What it looks like mechanically: at every decode step, the softmax over the vocabulary produces a probability for EOS alongside every other token. Early in a response, EOS probability is near zero — the model is mid-thought. As the response progresses and the model approaches a natural endpoint, EOS probability climbs. Eventually it becomes the highest-probability token, gets selected, and generation stops.

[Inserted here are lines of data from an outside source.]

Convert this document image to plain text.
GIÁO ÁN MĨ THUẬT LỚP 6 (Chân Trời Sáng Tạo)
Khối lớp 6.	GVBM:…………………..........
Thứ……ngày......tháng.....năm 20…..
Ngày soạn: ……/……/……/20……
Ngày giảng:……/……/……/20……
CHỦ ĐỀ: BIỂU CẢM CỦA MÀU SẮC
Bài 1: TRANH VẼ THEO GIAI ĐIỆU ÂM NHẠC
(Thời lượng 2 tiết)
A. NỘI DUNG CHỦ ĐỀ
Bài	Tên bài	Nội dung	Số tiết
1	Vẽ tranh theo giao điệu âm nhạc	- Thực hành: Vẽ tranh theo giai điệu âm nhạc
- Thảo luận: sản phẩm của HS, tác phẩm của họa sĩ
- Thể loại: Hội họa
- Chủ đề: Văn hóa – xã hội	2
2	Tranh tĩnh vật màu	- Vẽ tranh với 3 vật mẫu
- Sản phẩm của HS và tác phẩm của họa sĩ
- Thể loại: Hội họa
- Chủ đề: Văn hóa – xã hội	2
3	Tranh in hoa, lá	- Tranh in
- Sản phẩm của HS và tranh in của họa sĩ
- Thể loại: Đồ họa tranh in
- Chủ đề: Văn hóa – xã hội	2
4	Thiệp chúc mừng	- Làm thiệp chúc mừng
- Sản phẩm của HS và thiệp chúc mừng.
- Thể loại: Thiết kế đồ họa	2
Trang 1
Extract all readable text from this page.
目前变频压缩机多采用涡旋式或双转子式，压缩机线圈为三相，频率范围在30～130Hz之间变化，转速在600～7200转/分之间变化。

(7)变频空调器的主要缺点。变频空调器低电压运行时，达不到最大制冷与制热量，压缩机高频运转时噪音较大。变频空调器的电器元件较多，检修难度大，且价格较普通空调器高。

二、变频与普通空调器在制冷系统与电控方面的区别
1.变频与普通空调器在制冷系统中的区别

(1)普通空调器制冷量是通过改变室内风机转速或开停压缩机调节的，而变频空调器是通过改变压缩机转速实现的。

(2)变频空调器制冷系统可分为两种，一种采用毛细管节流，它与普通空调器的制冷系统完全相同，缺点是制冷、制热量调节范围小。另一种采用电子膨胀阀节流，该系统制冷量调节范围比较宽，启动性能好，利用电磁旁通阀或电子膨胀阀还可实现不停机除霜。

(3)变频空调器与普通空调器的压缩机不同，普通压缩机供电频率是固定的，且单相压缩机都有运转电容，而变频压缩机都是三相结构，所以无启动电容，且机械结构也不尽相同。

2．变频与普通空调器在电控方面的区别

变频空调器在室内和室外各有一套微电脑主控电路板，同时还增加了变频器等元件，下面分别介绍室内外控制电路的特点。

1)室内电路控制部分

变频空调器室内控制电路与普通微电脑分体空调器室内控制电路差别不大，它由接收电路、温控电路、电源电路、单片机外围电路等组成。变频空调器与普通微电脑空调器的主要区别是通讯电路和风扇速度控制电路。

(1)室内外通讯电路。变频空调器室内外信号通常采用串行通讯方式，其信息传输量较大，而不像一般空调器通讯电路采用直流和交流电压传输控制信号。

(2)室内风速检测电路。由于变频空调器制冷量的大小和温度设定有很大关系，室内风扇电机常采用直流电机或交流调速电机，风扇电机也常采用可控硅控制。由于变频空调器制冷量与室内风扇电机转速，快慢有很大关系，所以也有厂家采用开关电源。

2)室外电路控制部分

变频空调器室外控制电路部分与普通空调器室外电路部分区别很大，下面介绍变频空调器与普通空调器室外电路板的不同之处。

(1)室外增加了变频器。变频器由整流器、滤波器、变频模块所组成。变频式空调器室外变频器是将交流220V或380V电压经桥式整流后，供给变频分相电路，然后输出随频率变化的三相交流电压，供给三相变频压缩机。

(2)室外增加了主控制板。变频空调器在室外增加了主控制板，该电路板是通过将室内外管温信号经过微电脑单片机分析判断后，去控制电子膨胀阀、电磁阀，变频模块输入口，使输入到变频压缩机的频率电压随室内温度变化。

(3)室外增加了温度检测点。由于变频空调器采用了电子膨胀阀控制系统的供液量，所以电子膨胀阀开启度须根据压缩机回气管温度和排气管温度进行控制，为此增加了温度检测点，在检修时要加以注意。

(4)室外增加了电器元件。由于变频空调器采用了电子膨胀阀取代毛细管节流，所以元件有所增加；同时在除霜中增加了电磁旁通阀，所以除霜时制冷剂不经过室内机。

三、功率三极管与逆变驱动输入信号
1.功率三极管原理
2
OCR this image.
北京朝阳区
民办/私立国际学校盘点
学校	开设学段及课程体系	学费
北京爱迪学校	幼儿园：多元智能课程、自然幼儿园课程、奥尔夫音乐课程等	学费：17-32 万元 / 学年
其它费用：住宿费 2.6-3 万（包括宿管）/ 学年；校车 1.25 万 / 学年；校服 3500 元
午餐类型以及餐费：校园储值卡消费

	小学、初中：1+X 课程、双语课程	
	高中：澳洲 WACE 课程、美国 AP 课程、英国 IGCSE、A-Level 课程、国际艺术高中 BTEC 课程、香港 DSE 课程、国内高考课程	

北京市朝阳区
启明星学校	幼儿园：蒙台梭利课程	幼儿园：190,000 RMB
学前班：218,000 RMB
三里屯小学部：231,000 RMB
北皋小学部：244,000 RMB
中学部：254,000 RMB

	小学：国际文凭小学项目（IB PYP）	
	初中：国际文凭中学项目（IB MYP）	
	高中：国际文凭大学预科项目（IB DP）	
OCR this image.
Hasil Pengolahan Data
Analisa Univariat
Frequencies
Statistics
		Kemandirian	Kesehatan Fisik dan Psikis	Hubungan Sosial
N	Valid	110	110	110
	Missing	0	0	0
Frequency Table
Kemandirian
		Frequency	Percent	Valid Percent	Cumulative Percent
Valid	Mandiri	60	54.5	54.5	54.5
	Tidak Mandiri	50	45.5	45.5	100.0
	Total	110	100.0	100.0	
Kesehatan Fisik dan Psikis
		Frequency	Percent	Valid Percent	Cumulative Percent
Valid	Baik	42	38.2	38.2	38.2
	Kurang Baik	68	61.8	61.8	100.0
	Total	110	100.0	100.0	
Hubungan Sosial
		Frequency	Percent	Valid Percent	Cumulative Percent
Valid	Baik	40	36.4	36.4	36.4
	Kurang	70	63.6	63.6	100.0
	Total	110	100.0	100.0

Other stopping conditions exist outside the model:

Max token limit: the serving system can impose a hard cap. Even if the model hasn’t predicted EOS, generation stops at the limit. The model didn’t “decide” to stop — it was cut off.
Stop sequences: the API can specify text patterns (like "\n\nHuman:") that trigger an immediate stop when generated. Again, external — the model doesn’t know about these.
Context window exhaustion: if the generated tokens plus the input fill the model’s maximum context length, generation must stop because there’s no room for another token.

The model has no self-awareness about stopping. It doesn’t think “I’ve fully answered this question.” It doesn’t evaluate its own response for completeness. It simply predicts the next token, and sometimes that next token is EOS. The appearance of knowing when to stop comes entirely from the statistical patterns in the training data — the model learned what complete responses look like by seeing millions of them.

Performance profile: Predicting the EOS token is mechanically identical to predicting any other token — same forward pass through all 80 layers, same vocabulary dot product, same cost. There is no special “checking” computation. The only performance relevance is that models which tend to be verbose (low EOS probability until very long responses) cost more per request purely because they generate more tokens before stopping.